Un délai jusqu'au 17 juillet
L'audience s'est tenue le 3 juillet 2026 devant le tribunal de commerce de Lorient, où s'étaient rassemblés des employés et des syndicalistes de la CGT. La juridiction a donné à la fonderie jusqu'au 17 juillet 2026 pour présenter un plan de financement. « Ça sera la liquidation », a prévenu la direction, si cette somme n'est pas rassemblée à temps.
La décision accorde un répit à l'entreprise, mais les perspectives restent sombres. Les représentants syndicaux et les salariés, qui se sont mobilisés devant le palais de justice, redoutent que ce nouveau délai ne fasse que repousser l'échéance sans apporter de solution durable.
Une reprise éclair par Europlasma
La Fonderie de Bretagne avait été reprise en juillet 2025 par le groupe Europlasma, spécialisé dans le traitement des déchets et la métallurgie. Cette reprise était alors présentée comme une bouffée d'oxygène pour un site industriel historiquement fragile.
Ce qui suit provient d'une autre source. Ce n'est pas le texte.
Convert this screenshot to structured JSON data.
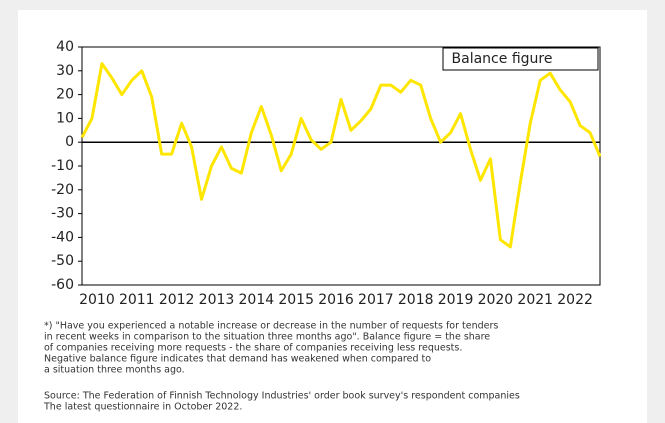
{
  "chart_data": {
    "type": "line",
    "legend_label": "Balance figure",
    "categories": [
      "2010",
      null,
      null,
      null,
      "2011",
      null,
      null,
      null,
      "2012",
      null,
      null,
      null,
      "2013",
      null,
      null,
      null,
      "2014",
      null,
      null,
      null,
      "2015",
      null,
      null,
      null,
      "2016",
      null,
      null,
      null,
      "2017",
      null,
      null,
      null,
      "2018",
      null,
      null,
      null,
      "2019",
      null,
      null,
      null,
      "2020",
      null,
      null,
      null,
      "2021",
      null,
      null,
      null,
      "2022",
      null,
      null,
      null,
      null
    ],
    "series": [
      {
        "name": "Balance figure",
        "color": "#ffe600",
        "values": [
          2,
          10,
          33,
          27,
          20,
          26,
          30,
          19,
          -5,
          -5,
          8,
          -2,
          -24,
          -10,
          -2,
          -11,
          -13,
          4,
          15,
          3,
          -12,
          -5,
          10,
          1,
          -3,
          0,
          18,
          5,
          9,
          14,
          24,
          24,
          21,
          26,
          24,
          10,
          0,
          4,
          12,
          -3,
          -16,
          -7,
          -41,
          -44,
          -17,
          8,
          26,
          29,
          22,
          17,
          7,
          4,
          -6
        ]
      }
    ],
    "ylim": [
      -60,
      40
    ],
    "yticks": [
      -60,
      -50,
      -40,
      -30,
      -20,
      -10,
      0,
      10,
      20,
      30,
      40
    ],
    "zero_line": true,
    "notes": [
      "*) \"Have you experienced a notable increase or decrease in the number of requests for tenders",
      "in recent weeks in comparison to the situation three months ago\". Balance figure = the share",
      "of companies receiving more requests - the share of companies receiving less requests.",
      "Negative balance figure indicates that demand has weakened when compared to",
      "a situation three months ago."
    ],
    "source": [
      "Source: The Federation of Finnish Technology Industries' order book survey's respondent companies",
      "The latest questionnaire in October 2022."
    ]
  }
}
L'activité principale de l'usine est la fabrication de pièces en fonte destinées au secteur ferroviaire et à d'autres industries mécaniques.
Mais les difficultés financières n'ont pas tardé à resurgir. Dès juin 2026, l'entreprise avait demandé elle-même son placement en redressement judiciaire, reconnaissant ne plus pouvoir faire face à ses dettes. La décision du tribunal de commerce est intervenue quelques jours plus tard, officialisant une procédure qui menace directement l'emploi dans la région.
Un contexte régional sous tension
Le bassin d'emploi de Lorient et du Morbihan est déjà marqué par plusieurs plans sociaux dans l'industrie. La Fonderie de Bretagne, implantée de longue date dans la zone industrielle de Caudan, est l'un des derniers grands sites de fonderie de la région. Sa possible liquidation porterait un coup supplémentaire à un tissu industriel déjà fragilisé.
Les salariés et leurs représentants syndicaux dénoncent un manque de soutien des pouvoirs publics et une stratégie industrielle qu'ils jugent hasardeuse de la part du repreneur. Du côté de la direction d'Europlasma, on évoque des conditions de marché difficiles et une trésorerie insuffisante pour assurer la pérennité du site.
Une course contre la montre
Les prochains jours seront décisifs pour l'avenir de la fonderie. La direction doit convaincre des investisseurs ou des partenaires financiers d'apporter les trois millions d'euros nécessaires à la poursuite de l'activité. En parallèle, les syndicats espèrent une mobilisation des élus locaux et de l'État pour débloquer des aides exceptionnelles.
Le tribunal de commerce de Lorient se réunira à nouveau le 17 juillet pour examiner la situation. Si la somme n'est pas réunie, la procédure pourrait être convertie en liquidation judiciaire, entraînant la disparition de l'entreprise et le licenciement de ses 245 salariés.